Reserve management: No cause to fear central banks

Reserve managers are unlikely to suddenly adjust foreign currency holdings and latest IMF data suggest they will not chase the euro higher.

Mansoor Mohi-Uddin, UBS

"Long-term data show that reserve managers historically have refrained from shifting their reserves abruptly"
Mansoor Mohi-Uddin, UBS

The release by the IMF of the composition of foreign exchange reserves (Cofer) data for the third quarter of 2007 provides clues as to whether or not the world’s central banks are diversifying their dollar holdings. But a lot of care does need to be taken in analysing what the data actually imply. Derek Halpenny, senior currency economist at Bank of Tokyo-Mitsubishi, says that there is some suggestion that the euro’s failure to break above 1.50 against the dollar is because the central banks’ appetite for the single currency has waned.
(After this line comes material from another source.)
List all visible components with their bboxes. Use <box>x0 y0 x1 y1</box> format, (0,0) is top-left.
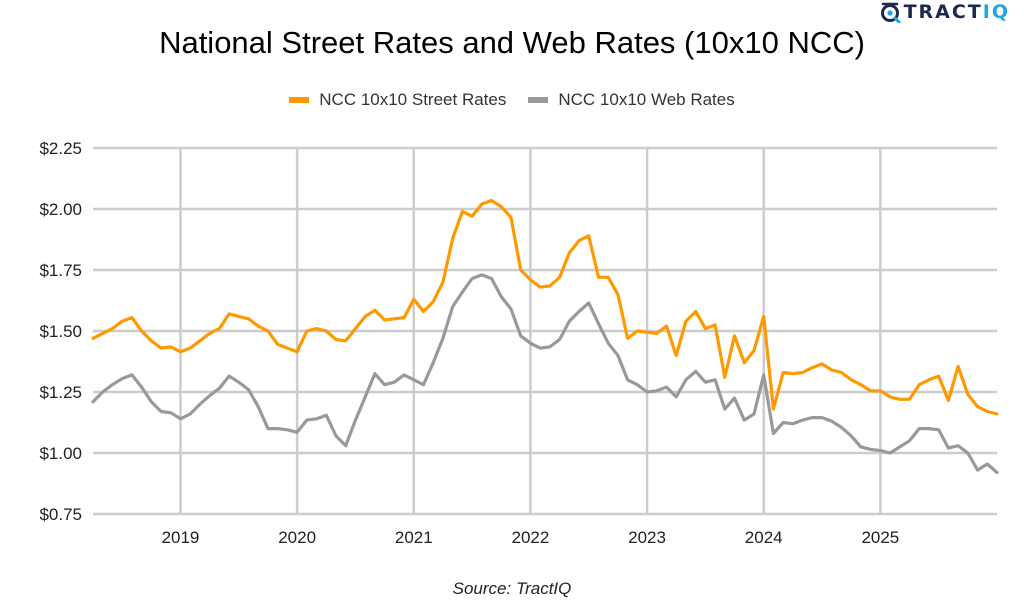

However, from his analysis of the IMF’s Cofer, Halpenny feels that this is not necessarily the case. "The focus of the foreign exchange market on reserve diversification has diminished somewhat recently but the data for the third quarter [of 2007] revealed that the rate of growth in foreign exchange reserve accumulation has been steadily increasing," he says.

Appetite

He adds: "The record rate of annual growth in global foreign exchange reserves is 31.8%, recorded in the first quarter of 2004.